Nano-Tarnkappe in 3D

Karlsruher Wissenschaftlern ist es erstmals gelungen, eine dreidimensionale Struktur bei der Betrachtung im Mikrowellenbereich zu verstecken.

Aufnahme der Tarnkappe unter dem Elektronenmikroskop
Aufnahme der Tarnkappe unter dem Elektronenmikroskop

Karlsruhe - In der Ebene, also im zweidimensionalen Bereich, gelang es schon vor einigen Jahren mit Hilfe von Wellenleitern „Tarnkappen“ zu bauen.
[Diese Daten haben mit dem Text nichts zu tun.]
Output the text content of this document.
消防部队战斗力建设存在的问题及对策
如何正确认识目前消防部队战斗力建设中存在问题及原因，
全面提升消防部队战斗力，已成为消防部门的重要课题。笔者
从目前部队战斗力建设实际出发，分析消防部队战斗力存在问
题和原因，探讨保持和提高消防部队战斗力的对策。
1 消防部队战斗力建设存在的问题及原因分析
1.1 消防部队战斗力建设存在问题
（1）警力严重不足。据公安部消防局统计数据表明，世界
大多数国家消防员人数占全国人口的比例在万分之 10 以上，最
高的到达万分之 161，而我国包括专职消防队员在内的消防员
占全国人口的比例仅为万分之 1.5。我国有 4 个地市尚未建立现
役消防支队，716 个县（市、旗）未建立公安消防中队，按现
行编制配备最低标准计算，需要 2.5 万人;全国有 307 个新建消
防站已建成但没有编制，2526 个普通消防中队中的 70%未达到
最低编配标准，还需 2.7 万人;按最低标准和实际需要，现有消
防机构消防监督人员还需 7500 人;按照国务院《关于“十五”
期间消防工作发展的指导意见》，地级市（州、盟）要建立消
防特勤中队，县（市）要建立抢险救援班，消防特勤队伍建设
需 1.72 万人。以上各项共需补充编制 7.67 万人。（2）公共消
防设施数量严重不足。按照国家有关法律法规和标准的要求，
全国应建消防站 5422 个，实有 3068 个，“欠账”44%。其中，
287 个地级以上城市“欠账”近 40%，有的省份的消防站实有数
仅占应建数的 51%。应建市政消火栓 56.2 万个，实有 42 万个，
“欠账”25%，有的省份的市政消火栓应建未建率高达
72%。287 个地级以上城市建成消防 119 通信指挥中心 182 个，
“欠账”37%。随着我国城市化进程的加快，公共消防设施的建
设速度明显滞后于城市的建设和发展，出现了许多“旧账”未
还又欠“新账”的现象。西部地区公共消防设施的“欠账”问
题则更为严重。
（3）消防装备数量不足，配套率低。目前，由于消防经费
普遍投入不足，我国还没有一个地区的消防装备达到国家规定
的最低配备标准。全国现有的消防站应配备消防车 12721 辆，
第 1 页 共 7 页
Sobald der Beobachtungswinkel allerdings von 0° abwich und die Probe aus der 3. Dimension betrachtet wurde, war sie sofort erkennbar. Wissenschaftler des Karlsruher Instituts für Technologie (KIT) und des Imperial College in London konnten jetzt die bisher fehlende Dimension mit einbeziehen: Sie „versteckten“ eine Delle mit einer Breite von 13 Mikrometer und einer Höhe von einem Mikrometer in einer Goldstruktur.

Dafür nutzten sie mit einer Goldschicht bedampfte so genannte Metamaterialien, Stoffe aus komplexen, großenteils metallischen Nanostrukturen. Sie haben besondere optische Eigenschaften, zum Beispiel können sie Licht andersherum brechen, als „normale“ Materialien dies tun.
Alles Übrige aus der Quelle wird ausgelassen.